Ce sont des récits différents d’un même phénomène qui est en pleine expansion. « Nous sommes inondés par les alertes et les S.O.S de propriétaires désespérés ayant perdus leurs chiens ou leurs chats.  Nous recevons quotidiennement des demandes d’aide pour retrouver des compagnons perdus mais souvent volés », nous explique Hind Moustaghfir présidente de l’Association Comme chiens et chats. Sur la page facebook de l’association, les annonces et les alertes sont légion. Même constat sur les autres pages très suivies par les amateurs d’animaux : « S.O.S animaux Maroc », « Animaux perdus, trouvés et volés au Maroc », « Pet Friendly », « Pet alert Maroc »… autant de pages et de groupes qui croulent sous le nombre impressionnant de récits de vols de chiens et de chats.

« C’est un phénomène généralisé mais nous avons remarqué d’après nos propres statistiques que les vols de chiens sont concentrés sur la zone Harhoura, Skhirat et Temara.

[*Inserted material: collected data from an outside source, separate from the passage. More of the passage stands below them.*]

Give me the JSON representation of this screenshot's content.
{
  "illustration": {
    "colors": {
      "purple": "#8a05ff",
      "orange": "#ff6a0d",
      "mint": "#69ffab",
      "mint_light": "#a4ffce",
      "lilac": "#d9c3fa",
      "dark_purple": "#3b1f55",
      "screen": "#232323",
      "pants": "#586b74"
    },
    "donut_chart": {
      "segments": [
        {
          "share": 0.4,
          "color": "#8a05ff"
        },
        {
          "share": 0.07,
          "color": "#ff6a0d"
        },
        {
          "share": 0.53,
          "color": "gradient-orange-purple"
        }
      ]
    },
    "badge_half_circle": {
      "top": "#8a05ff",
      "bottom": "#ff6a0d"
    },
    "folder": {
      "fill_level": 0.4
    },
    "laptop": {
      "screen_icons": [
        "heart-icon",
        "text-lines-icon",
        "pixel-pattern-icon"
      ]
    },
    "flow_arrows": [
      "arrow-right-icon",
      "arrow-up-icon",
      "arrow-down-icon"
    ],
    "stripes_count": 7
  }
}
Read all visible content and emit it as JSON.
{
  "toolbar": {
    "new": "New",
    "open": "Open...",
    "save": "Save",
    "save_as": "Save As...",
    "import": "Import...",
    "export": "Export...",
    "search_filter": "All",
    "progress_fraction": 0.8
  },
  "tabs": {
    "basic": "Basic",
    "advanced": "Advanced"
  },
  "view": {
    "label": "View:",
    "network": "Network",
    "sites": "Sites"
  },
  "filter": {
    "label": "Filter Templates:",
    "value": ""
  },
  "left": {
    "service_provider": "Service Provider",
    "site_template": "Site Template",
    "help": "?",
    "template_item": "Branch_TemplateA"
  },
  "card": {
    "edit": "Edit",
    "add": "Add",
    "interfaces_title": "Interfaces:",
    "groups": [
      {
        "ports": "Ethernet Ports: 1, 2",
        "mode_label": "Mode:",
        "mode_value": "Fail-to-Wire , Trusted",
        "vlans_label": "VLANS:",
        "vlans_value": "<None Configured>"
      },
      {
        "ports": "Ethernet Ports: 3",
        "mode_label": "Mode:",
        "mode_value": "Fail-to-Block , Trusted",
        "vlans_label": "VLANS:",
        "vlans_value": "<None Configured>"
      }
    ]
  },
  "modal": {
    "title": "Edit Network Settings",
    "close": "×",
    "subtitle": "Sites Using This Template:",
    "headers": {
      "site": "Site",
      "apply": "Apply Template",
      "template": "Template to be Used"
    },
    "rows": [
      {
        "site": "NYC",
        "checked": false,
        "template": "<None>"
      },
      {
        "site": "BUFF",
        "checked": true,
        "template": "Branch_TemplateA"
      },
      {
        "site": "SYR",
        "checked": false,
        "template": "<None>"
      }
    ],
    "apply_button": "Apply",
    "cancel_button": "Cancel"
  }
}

Le taux arrive à 50% des requêtes parvenues à la page. Nous suspectons là l’œuvre d’une bande locale spécialisée dans ce type de vol », analyse Moustaghfir. Cette dernière affirme toutefois que plusieurs grandes villes sont également touchées. Casablanca, Marrakech, Rabat, Tanger… les victimes se multiplient et sont un peu partout. Un trafic animalier juteux qui cible principalement les chiens et chats de race en faisant le bonheur des voleurs mais également des revendeurs.

 

Pistes

« Dès qu’un chien est déclaré perdu, nous conseillons aux propriétaires d’aller chercher à souk Koréa et souk Lâayoune à Casablanca,  A Bab Lhad à Rabat. C’est là où se tiennent les plus grands rassemblements des vendeurs et revendeurs d’animaux perdus et volés », note les administrateurs de la page Pet Alert Maroc. L’équipe de bénévoles d’«Animaux  perdus, trouvés et volés » a organisé un dimanche, une séance vidéo en direct de souk Koréa au profit de ses followers. « C’est le grand jour du souk. Cette vidéo en direct permettra, peut être, à ceux ayant perdu récemment leurs animaux de compagnie de les identifier » annoncent les bénévoles.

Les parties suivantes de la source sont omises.